Líder da Coreia do Norte, Kim Jong-un, em visita a base de mísseis estratégicos — Foto: KCNA VIA KNS / AFP

O resultado foi, no mínimo, aterrorizante, e é ainda mais assustador quando se considera que, hoje, o mundo vive o momento mais perigoso em termos de segurança nuclear desde o fim da Guerra Fria, com potências atômicas fazendo ameaças entre si, reforçando e expandindo seus arsenais, e amenizando os cenários em que poderiam usar esses armamentos.

“Exceto por tolos e loucos, todos sabem que a guerra nuclear seria uma catástrofe humana sem precedentes”, escreveu Sagan, em artigo na revista Parade, que apresentou o trabalho publicado pouco depois. “Uma ogiva estratégica mais ou menos típica tem potência de 2 megatons, o equivalente explosivo de 2 milhões de toneladas de TNT. Mas 2 milhões de toneladas de TNT é quase o mesmo que todas as bombas que explodiram na Segunda Guerra Mundial.”

No trabalho, os cientistas usaram um estudo, realizado pela Organização Mundial da Saúde, de 1982, estimando que uma guerra total — o cenário conhecido como MAD, sigla de “Destruição Mútua Assegurada”, em inglês — mataria 1,1 bilhão de pessoas imediatamente, especialmente nos EUA, União Soviética, Europa e Ásia. O colapso nos sistemas de resgate e saúde deixaria outros 1,1 bilhão de seres humanos diante da morte certa, causada por ferimentos graves e intoxicação por radiação.

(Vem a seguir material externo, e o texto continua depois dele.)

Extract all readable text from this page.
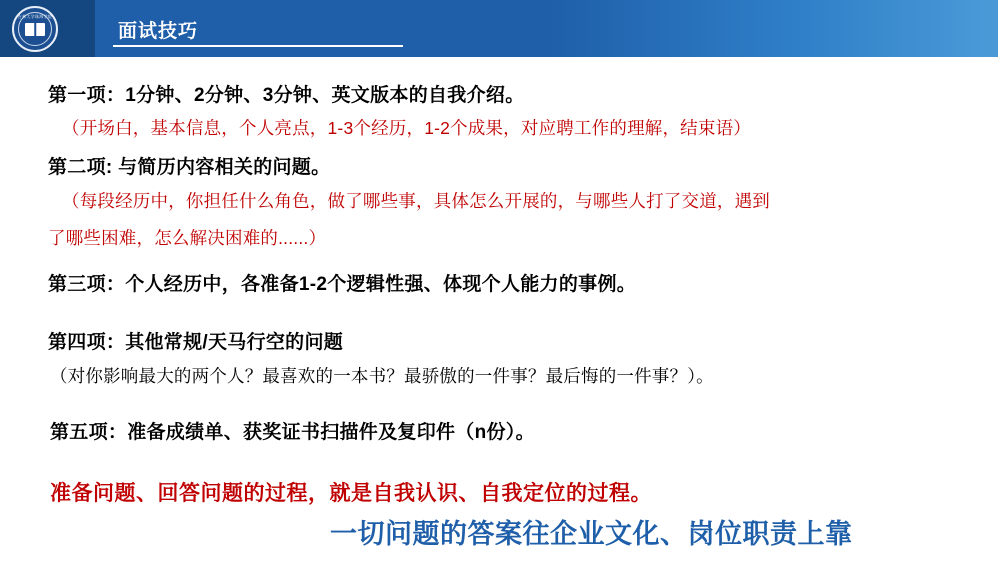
吉林大学珠海学院
面试技巧
第一项：1分钟、2分钟、3分钟、英文版本的自我介绍。
（开场白，基本信息，个人亮点，1-3个经历，1-2个成果，对应聘工作的理解，结束语）
第二项: 与简历内容相关的问题。
（每段经历中，你担任什么角色，做了哪些事，具体怎么开展的，与哪些人打了交道，遇到
了哪些困难，怎么解决困难的......）
第三项：个人经历中，各准备1-2个逻辑性强、体现个人能力的事例。
第四项：其他常规/天马行空的问题
（对你影响最大的两个人？最喜欢的一本书？最骄傲的一件事？最后悔的一件事？）。
第五项：准备成绩单、获奖证书扫描件及复印件（n份）。
准备问题、回答问题的过程，就是自我认识、自我定位的过程。
一切问题的答案往企业文化、岗位职责上靠
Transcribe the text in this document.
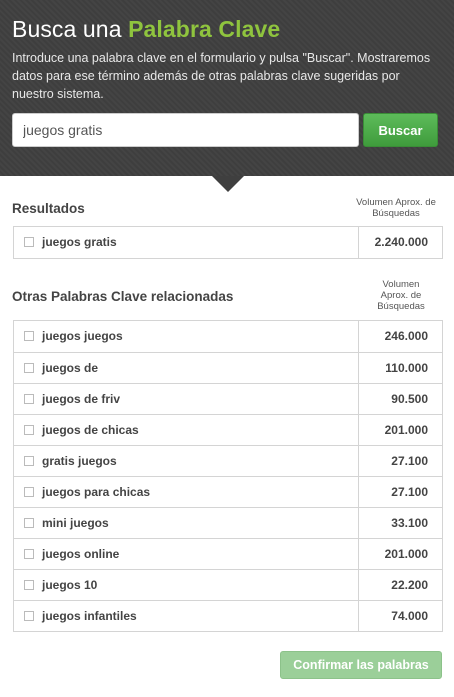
Busca una Palabra Clave

Introduce una palabra clave en el formulario y pulsa "Buscar". Mostraremos datos para ese término además de otras palabras clave sugeridas por nuestro sistema.

juegos gratis
Buscar
Resultados	Volumen Aprox. de Búsquedas
juegos gratis	2.240.000
Otras Palabras Clave relacionadas
Volumen Aprox. de Búsquedas
juegos juegos	246.000
juegos de	110.000
juegos de friv	90.500
juegos de chicas	201.000
gratis juegos	27.100
juegos para chicas	27.100
mini juegos	33.100
juegos online	201.000
juegos 10	22.200
juegos infantiles	74.000
Confirmar las palabras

“Portanto, parece possível que mais de 2 bilhões de pessoas — quase metade de todos os humanos na Terra — seriam destruídas imediatamente após uma guerra termonuclear global”, escreveu Sagan, notando que, naquele momento, 4,6 bilhões de humanos caminhavam sobre o planeta.

Para os que sobrevivessem, o futuro seria igualmente catastrófico.

Dois irmãos que sobreviveram ao ataque nuclear contra Hiroshima, em agosto de 1945 — Foto: AFP

Dados coletados na época com a ajuda de satélites e analisados por computadores mostraram que a poeira levantada pelas explosões bloquearia a maior parte da luz solar, provocando um “inverno nuclear” em todo o planeta por semanas ou meses. Plantas morreriam por causa da radiação e da incapacidade de realizar fotossíntese, e em algumas regiões do interior as temperaturas poderiam cair até 25ºC, não importando a estação do ano. Mesmo áreas distantes dos alvos das bombas, como o Hemisfério Sul, sofreriam mudanças bruscas em seus padrões climáticos.

“Os oceanos, um reservatório de calor significativo, não congelariam, e uma grande Era Glacial provavelmente não seria desencadeada”, escreveu Sagan. “Mas como as temperaturas cairiam tão catastroficamente, praticamente todas as plantações e animais de fazenda, pelo menos no Hemisfério Norte, seriam destruídos, assim como a maioria das variedades de suprimentos alimentares não cultivados ou domesticados. A maioria dos sobreviventes humanos morreria de fome.”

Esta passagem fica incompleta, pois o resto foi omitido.